KEIR Starmer set out the £15 billion defence investment plan (Dip) in a major speech at a drone factory in England today.
The Prime Minister acknowledged some other areas of UK Government spending would be slashed in order to fund defence, with road and energy projects scrapped to pay for the military – although it was unclear what projects may actually be impacted specifically.
“When the world is arming and aggression is rising, the best way to avoid war is to prepare for it,” he said.
“The best way to defend is to deter, to have the strength to make your adversaries think again before they act.
“And that is what we are doing.”
Annual defence spending will also increase from £54 billion when Labour came to power to £80bn by 2029, Starmer said.
But what implications does this announcement have for Scotland?
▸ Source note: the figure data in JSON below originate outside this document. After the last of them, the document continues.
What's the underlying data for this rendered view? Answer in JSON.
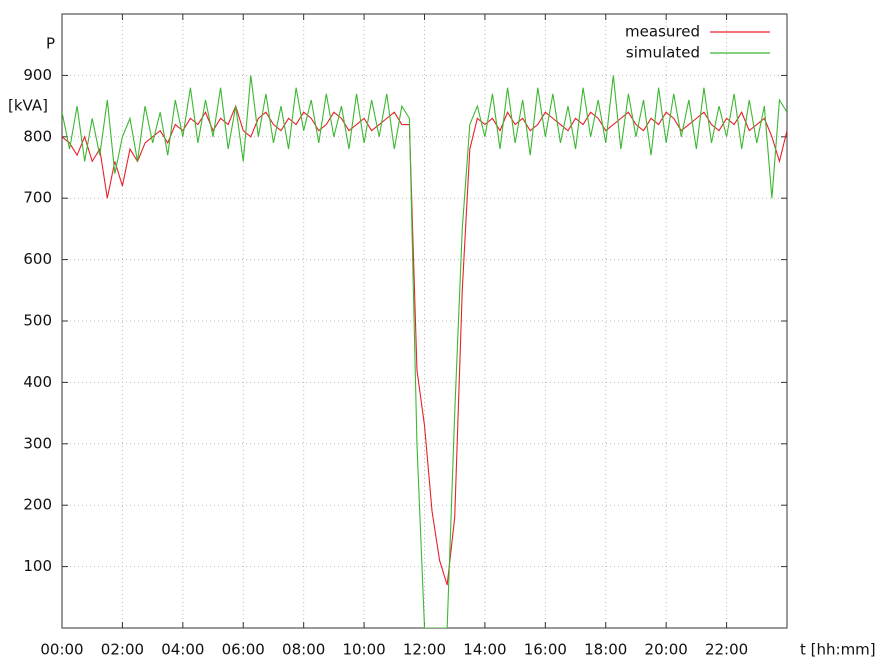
{
  "chart_data": {
    "type": "line",
    "y_label": "P",
    "y_unit": "[kVA]",
    "x_label": "t [hh:mm]",
    "xlim": [
      0,
      24
    ],
    "ylim": [
      0,
      1000
    ],
    "xticks": [
      {
        "value": 0,
        "label": "00:00"
      },
      {
        "value": 2,
        "label": "02:00"
      },
      {
        "value": 4,
        "label": "04:00"
      },
      {
        "value": 6,
        "label": "06:00"
      },
      {
        "value": 8,
        "label": "08:00"
      },
      {
        "value": 10,
        "label": "10:00"
      },
      {
        "value": 12,
        "label": "12:00"
      },
      {
        "value": 14,
        "label": "14:00"
      },
      {
        "value": 16,
        "label": "16:00"
      },
      {
        "value": 18,
        "label": "18:00"
      },
      {
        "value": 20,
        "label": "20:00"
      },
      {
        "value": 22,
        "label": "22:00"
      }
    ],
    "yticks": [
      100,
      200,
      300,
      400,
      500,
      600,
      700,
      800,
      900
    ],
    "grid": true,
    "legend": "top-right",
    "x": [
      0,
      0.25,
      0.5,
      0.75,
      1,
      1.25,
      1.5,
      1.75,
      2,
      2.25,
      2.5,
      2.75,
      3,
      3.25,
      3.5,
      3.75,
      4,
      4.25,
      4.5,
      4.75,
      5,
      5.25,
      5.5,
      5.75,
      6,
      6.25,
      6.5,
      6.75,
      7,
      7.25,
      7.5,
      7.75,
      8,
      8.25,
      8.5,
      8.75,
      9,
      9.25,
      9.5,
      9.75,
      10,
      10.25,
      10.5,
      10.75,
      11,
      11.25,
      11.5,
      11.75,
      12,
      12.25,
      12.5,
      12.75,
      13,
      13.25,
      13.5,
      13.75,
      14,
      14.25,
      14.5,
      14.75,
      15,
      15.25,
      15.5,
      15.75,
      16,
      16.25,
      16.5,
      16.75,
      17,
      17.25,
      17.5,
      17.75,
      18,
      18.25,
      18.5,
      18.75,
      19,
      19.25,
      19.5,
      19.75,
      20,
      20.25,
      20.5,
      20.75,
      21,
      21.25,
      21.5,
      21.75,
      22,
      22.25,
      22.5,
      22.75,
      23,
      23.25,
      23.5,
      23.75,
      24
    ],
    "series": [
      {
        "name": "measured",
        "color": "#e8202a",
        "values": [
          800,
          790,
          770,
          800,
          760,
          780,
          700,
          760,
          720,
          780,
          760,
          790,
          800,
          810,
          790,
          820,
          810,
          830,
          820,
          840,
          810,
          830,
          820,
          850,
          810,
          800,
          830,
          840,
          820,
          810,
          830,
          820,
          840,
          830,
          810,
          820,
          840,
          830,
          810,
          820,
          830,
          810,
          820,
          830,
          840,
          820,
          820,
          420,
          330,
          190,
          110,
          70,
          180,
          550,
          780,
          830,
          820,
          830,
          810,
          840,
          820,
          830,
          810,
          820,
          840,
          830,
          820,
          810,
          830,
          820,
          840,
          830,
          810,
          820,
          830,
          840,
          820,
          810,
          830,
          820,
          840,
          830,
          810,
          820,
          830,
          840,
          820,
          810,
          830,
          820,
          840,
          810,
          820,
          830,
          800,
          760,
          810
        ]
      },
      {
        "name": "simulated",
        "color": "#3cb832",
        "values": [
          840,
          780,
          850,
          760,
          830,
          770,
          860,
          740,
          800,
          830,
          760,
          850,
          790,
          840,
          770,
          860,
          800,
          880,
          790,
          860,
          800,
          880,
          780,
          850,
          760,
          900,
          800,
          870,
          790,
          850,
          780,
          880,
          810,
          860,
          790,
          870,
          800,
          850,
          780,
          870,
          790,
          860,
          800,
          870,
          780,
          850,
          830,
          300,
          0,
          0,
          0,
          0,
          350,
          650,
          820,
          850,
          800,
          870,
          780,
          880,
          790,
          860,
          770,
          880,
          800,
          870,
          790,
          850,
          780,
          880,
          800,
          860,
          790,
          900,
          780,
          870,
          800,
          860,
          770,
          880,
          790,
          870,
          800,
          860,
          780,
          880,
          790,
          850,
          800,
          870,
          780,
          860,
          790,
          850,
          700,
          860,
          840
        ]
      }
    ]
  }
}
The main announcement that has specific Scottish repercussions was Keir Starmer promising a £64 billion upgrade to Britain’s nuclear deterrent
He said the investment in “renewing” the UK’s nuclear deterrent would include spending on new Dreadnought submarines, a new sovereign warhead and 12 F35-A jets capable of carry nuclear weapons.
The new Dreadnought submarines will see four boats replace the current Vanguard class from the 2030s, while Starmer announced plans to buy nuclear-capable jets at last year’s Nato summit in The Hague.
Some of the money for the nuclear deterrent will also form part of a decade-long £26 billion overhaul of naval bases at Faslane on the Clyde – as well as England’s Portsmouth and Devonport – dubbed “Project Royal Oak”.
HM Naval Base Clyde, at Faslane on the west coast of Scotland, is home to the UK’s nuclear submarines.
The nearby Royal Naval Armaments Depot at Coulport is responsible for storing, processing, maintaining and issuing key elements of the UK’s Trident nuclear missile system.
In 2024, former Tory advisor Dominic Cummings alleged that there was a hidden "scandal of nuclear weapons infrastructure which is a dangerous disaster and a budget nightmare of hard-to-believe and highly classified proportions".
The UK has four Vanguard-class submarines based at Faslane, which were each built with a 25-year lifespan – a limit imposed by the lifespan of major components.
The four submarines commenced sea trials or saw their reactor go critical in 1992, 1994, 1996, and 1999 respectively, meaning even the newest is now past its 25-year lifespan.
The UK Government noted in 2007 that it “should be possible” to extend these lifespans by five years to a total of 30.
In the 2030s, the Vanguard-class submarines are due to be replaced with new Dreadnought-class boats – which are currently being built by BAE Systems in Barrow-in-Furness.
The SNP are opposed the nuclear weaponry being based in Scotland.